Agents need to realize that the payment of a small claim is usually the same as admitting liability and may result in the E&O insurer denying coverage. Even if a claim falls within the agent's deductible, it still must be reported to the E&O insurer, both for guidance and for permission to settle.
Incurring Expenses on a Claim or Potential Claim
Benjamin received a demand letter from one of his insureds alleging that an error on the agency's part had resulted in the denial of coverage on a $150,000 water damage claim. Because Benjamin thought the claim was frivolous, and he did not want to report it to his E&O insurer, he paid the agency's business attorney to respond to the letter. Big mistake. When the client subsequently filed suit, the agent's E&O insurer defended under a reservation of rights. While it did later settle the case, it did not renew the agent's policy because of the claim and his lack of judgment.

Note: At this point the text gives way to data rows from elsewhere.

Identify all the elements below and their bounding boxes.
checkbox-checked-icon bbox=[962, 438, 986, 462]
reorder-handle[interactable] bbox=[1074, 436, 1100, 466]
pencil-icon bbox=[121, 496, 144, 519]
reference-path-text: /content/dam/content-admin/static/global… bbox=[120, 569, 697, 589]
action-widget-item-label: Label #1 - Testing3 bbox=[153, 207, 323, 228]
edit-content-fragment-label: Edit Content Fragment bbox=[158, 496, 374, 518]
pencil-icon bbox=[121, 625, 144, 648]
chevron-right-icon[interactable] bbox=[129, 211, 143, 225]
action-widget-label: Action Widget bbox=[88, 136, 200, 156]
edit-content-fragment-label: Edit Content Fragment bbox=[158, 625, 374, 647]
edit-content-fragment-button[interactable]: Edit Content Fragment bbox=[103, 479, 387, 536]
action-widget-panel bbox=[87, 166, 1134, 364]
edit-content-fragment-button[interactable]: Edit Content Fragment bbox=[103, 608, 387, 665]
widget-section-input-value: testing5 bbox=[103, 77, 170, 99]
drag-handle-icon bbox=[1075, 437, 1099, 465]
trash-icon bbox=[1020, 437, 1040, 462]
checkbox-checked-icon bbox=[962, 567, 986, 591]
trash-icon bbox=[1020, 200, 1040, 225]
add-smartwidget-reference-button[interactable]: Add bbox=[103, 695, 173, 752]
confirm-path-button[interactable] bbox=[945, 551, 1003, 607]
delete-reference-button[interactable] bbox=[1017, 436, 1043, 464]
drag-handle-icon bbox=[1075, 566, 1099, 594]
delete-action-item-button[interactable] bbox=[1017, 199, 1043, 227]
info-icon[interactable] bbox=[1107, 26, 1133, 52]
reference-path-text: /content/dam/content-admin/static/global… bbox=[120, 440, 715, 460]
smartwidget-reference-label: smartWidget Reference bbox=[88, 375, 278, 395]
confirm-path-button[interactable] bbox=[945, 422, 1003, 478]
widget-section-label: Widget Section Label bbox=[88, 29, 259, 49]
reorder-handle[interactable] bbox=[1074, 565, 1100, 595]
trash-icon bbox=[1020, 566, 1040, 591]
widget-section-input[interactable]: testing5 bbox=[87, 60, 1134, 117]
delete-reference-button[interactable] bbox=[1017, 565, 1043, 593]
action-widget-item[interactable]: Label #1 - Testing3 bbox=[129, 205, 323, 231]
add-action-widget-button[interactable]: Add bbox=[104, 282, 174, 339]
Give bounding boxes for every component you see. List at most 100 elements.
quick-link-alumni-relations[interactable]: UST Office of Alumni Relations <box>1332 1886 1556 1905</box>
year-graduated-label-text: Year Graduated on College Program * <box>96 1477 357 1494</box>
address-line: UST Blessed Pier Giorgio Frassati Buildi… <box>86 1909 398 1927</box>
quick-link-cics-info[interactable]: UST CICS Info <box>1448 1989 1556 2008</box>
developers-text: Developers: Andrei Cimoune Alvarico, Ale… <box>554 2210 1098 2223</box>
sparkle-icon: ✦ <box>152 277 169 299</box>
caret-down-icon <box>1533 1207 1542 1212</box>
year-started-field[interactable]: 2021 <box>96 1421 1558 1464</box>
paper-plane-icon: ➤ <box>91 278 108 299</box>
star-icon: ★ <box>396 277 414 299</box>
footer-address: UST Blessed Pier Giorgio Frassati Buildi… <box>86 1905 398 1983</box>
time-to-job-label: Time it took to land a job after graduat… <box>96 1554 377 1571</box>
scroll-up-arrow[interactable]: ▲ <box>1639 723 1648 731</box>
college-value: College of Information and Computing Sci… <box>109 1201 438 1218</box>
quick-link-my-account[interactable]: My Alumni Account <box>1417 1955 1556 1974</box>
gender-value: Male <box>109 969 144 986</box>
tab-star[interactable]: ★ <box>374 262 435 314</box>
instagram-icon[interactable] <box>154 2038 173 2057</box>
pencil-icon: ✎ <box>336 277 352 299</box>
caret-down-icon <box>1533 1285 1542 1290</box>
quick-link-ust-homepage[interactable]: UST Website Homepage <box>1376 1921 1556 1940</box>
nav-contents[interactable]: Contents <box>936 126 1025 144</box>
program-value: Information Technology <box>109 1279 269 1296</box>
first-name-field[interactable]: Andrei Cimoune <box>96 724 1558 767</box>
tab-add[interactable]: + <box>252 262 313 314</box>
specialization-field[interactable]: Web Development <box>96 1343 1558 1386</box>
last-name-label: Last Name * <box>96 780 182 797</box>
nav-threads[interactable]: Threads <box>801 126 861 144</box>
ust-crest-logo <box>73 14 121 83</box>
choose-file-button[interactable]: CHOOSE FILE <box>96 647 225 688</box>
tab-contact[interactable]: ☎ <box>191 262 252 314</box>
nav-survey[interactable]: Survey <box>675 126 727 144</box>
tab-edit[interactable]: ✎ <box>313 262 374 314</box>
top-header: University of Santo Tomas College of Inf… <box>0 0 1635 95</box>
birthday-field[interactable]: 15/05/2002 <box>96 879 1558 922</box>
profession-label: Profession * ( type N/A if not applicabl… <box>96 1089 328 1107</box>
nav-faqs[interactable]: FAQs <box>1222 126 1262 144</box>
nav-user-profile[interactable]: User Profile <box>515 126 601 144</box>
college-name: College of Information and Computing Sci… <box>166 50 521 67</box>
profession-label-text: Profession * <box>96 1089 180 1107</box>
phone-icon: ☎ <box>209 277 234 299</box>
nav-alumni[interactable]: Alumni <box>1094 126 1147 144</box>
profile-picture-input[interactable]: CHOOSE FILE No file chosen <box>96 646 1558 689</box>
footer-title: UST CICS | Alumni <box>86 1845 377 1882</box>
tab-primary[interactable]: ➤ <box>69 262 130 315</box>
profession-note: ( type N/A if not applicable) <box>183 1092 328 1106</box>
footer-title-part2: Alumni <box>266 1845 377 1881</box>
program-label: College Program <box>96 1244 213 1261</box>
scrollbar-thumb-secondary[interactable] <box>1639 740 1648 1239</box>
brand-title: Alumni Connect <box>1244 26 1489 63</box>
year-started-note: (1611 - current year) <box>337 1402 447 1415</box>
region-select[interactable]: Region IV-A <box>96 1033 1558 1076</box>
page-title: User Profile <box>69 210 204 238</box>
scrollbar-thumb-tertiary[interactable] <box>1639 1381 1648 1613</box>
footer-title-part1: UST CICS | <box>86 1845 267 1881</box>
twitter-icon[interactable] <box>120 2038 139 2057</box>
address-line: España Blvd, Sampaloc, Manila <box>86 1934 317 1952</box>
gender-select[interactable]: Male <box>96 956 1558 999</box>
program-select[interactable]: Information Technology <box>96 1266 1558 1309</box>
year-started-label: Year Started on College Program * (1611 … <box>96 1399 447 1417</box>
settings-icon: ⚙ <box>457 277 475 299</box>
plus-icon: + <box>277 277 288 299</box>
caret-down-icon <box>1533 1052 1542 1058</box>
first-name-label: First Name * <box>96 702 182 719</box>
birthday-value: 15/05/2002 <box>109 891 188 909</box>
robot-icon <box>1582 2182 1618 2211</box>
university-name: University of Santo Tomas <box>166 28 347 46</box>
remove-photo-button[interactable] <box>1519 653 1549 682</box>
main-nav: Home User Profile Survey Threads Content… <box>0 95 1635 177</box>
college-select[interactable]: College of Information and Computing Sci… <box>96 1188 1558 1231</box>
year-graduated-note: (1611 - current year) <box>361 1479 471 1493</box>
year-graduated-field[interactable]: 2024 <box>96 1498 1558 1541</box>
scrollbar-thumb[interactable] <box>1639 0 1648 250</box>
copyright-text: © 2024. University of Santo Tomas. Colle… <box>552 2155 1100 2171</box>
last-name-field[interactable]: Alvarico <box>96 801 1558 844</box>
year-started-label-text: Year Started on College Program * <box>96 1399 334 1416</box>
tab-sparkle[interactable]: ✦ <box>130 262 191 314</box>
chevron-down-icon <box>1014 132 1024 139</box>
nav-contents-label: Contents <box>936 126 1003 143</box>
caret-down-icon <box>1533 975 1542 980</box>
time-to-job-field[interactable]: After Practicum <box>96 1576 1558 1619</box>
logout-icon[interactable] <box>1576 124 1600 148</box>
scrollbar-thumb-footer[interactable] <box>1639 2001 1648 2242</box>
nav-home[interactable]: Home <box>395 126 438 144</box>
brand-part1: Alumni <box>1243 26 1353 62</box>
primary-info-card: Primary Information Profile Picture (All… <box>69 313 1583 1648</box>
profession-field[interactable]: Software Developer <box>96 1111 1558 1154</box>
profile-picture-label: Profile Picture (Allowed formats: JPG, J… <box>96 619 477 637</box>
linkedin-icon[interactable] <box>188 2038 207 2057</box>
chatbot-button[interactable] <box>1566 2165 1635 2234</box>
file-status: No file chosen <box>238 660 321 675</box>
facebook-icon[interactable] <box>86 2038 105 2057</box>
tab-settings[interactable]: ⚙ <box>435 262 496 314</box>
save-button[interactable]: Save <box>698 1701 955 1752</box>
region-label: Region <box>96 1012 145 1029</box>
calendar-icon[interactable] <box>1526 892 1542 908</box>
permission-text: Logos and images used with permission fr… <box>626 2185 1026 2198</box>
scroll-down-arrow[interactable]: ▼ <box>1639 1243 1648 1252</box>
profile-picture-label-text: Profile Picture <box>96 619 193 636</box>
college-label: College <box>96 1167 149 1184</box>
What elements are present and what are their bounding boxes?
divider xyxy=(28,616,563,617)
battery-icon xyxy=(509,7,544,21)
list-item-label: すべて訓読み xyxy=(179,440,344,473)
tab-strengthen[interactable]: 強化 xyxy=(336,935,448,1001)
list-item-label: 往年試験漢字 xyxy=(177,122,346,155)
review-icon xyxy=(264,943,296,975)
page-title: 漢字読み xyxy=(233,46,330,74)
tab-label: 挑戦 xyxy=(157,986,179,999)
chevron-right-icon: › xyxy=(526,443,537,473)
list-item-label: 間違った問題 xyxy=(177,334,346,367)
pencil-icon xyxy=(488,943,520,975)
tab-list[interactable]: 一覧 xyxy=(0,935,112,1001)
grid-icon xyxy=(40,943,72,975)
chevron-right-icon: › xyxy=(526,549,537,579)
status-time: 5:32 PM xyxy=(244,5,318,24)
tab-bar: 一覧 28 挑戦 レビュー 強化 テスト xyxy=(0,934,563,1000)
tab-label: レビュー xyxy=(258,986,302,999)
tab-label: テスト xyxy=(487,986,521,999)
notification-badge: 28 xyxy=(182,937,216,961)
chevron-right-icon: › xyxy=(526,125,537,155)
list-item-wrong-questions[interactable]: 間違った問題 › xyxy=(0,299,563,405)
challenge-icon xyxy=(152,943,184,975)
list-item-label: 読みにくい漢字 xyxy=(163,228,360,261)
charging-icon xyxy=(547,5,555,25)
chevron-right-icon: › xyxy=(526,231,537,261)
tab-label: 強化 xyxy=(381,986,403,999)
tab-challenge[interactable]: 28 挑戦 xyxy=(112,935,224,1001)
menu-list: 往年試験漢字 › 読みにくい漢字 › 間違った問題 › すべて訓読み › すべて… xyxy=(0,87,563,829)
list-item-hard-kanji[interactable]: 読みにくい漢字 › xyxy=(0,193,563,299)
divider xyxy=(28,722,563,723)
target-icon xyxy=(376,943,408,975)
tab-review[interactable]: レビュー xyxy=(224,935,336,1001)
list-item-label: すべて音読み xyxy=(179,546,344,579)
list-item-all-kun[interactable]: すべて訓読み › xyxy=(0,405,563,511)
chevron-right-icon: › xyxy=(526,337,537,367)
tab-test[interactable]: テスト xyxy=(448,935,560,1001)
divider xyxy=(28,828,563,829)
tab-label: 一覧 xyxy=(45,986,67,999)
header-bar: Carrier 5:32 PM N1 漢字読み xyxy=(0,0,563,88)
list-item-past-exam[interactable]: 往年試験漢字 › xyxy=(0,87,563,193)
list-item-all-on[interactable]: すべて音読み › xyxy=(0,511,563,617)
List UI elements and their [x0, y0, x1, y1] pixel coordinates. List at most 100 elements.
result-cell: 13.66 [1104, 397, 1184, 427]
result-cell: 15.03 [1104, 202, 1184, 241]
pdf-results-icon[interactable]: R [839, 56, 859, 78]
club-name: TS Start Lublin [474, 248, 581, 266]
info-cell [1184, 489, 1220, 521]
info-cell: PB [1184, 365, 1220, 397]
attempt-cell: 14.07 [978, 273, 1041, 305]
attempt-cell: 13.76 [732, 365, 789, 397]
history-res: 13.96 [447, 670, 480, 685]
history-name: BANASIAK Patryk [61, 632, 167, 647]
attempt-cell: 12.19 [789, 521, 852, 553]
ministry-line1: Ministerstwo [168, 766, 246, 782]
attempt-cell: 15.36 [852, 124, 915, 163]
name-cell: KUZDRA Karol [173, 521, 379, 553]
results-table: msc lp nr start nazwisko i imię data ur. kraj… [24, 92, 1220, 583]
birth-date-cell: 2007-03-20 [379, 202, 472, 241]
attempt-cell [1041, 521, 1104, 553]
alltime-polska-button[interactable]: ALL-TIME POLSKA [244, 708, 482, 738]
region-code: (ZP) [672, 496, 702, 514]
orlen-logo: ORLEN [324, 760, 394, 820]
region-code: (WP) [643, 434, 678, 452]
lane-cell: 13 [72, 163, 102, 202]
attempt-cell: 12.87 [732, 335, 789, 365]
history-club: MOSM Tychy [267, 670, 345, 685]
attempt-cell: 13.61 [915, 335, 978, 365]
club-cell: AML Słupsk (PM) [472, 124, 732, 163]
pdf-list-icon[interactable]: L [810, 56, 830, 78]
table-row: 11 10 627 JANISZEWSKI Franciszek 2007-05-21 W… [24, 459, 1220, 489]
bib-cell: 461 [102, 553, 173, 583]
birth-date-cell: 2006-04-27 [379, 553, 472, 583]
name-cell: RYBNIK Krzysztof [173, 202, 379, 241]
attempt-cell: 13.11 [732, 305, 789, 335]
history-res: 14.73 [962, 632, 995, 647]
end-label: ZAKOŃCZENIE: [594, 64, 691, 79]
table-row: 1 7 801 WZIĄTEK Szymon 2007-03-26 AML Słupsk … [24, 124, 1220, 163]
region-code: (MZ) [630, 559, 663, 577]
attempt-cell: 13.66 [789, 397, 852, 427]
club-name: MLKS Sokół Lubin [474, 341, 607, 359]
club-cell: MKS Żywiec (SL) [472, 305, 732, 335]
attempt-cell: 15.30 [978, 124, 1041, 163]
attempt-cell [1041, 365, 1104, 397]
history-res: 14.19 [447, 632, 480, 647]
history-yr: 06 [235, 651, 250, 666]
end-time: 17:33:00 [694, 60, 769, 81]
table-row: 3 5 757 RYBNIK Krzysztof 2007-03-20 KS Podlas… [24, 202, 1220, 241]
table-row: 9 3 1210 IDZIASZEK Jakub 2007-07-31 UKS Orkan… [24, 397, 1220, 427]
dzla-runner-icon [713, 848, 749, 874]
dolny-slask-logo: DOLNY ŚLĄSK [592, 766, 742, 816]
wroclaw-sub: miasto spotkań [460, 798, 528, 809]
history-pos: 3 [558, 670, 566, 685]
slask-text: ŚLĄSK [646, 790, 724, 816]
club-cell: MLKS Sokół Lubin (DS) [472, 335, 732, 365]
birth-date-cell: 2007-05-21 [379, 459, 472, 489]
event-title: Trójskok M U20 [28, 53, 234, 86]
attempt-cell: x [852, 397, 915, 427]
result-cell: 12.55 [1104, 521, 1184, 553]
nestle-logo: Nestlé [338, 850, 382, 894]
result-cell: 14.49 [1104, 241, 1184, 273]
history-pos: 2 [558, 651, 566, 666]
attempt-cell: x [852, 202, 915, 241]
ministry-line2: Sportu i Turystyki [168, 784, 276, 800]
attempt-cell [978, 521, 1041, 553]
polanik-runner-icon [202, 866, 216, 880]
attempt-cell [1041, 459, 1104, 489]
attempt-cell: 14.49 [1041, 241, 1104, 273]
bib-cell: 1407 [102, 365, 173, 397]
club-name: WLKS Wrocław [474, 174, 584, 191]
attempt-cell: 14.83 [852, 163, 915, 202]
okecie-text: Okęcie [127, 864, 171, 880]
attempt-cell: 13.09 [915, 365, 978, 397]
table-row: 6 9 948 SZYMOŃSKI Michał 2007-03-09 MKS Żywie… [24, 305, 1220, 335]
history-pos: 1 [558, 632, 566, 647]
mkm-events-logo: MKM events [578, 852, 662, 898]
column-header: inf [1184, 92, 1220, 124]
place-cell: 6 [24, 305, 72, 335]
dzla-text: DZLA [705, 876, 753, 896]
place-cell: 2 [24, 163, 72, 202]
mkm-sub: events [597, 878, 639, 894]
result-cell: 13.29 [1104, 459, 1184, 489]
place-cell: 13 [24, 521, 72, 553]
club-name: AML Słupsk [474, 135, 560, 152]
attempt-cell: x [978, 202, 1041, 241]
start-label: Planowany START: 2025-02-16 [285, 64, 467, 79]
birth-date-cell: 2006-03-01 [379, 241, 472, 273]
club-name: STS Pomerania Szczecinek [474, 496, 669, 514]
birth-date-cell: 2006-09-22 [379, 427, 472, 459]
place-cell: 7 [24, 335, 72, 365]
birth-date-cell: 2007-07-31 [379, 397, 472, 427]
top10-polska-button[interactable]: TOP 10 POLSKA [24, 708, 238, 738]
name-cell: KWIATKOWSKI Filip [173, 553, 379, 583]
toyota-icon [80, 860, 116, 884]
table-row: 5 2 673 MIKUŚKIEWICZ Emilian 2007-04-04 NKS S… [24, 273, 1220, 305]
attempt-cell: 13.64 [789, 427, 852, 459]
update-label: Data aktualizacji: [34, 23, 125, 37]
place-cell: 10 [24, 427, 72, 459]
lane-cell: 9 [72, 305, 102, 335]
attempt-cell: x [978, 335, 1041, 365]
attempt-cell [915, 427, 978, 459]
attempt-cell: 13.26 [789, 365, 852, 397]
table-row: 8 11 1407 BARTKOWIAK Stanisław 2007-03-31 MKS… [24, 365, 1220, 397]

Providing Documents and Recorded Statements or Giving a Deposition
Policyholders' attorneys sometimes ask the agent to provide documents and give a deposition to help them develop their case against the insurance company. Many E&O policies prohibit the agent from doing so. In addition, agents should understand that they are often a secondary target in such situations. Once they are under oath, they may find the attorney asks them questions about their own culpability. In the heat of the moment, they may incriminate themselves and jeopardize their own E&O defense. If they put their E&O insurer on notice when they receive such a request, the E&O insurer will be able to provide well-informed advice on how to respond.
Agents should also be wary of requests for documents and recorded statements from the insurance companies they represent. Agency contracts require agents to cooperate with their insurers on claims, but in recent years, many insurers have shown that they are more than willing to use the information they get from their agents to sue the agents. The moment an agent receives such a request from one of its insurers, it should put its E&O insurer on notice. Then the E&O insurer can appoint counsel to intercede on the agency's behalf and keep the agency from doing something it will regret, such as giving a recorded statement.
Retail agents often overestimate their ability to handle E&O claims themselves, may fear reporting potential claims, and may not be as careful as they should be when admitting mistakes to their policyholders. As a result, they may violate the requirements of their E&O policies. That may cause small claims to become large claims, and the large claims may be denied because of the agents' actions. The danger of reporting potential incidents to E&O insurers is generally overstated. The greater danger is not to report them.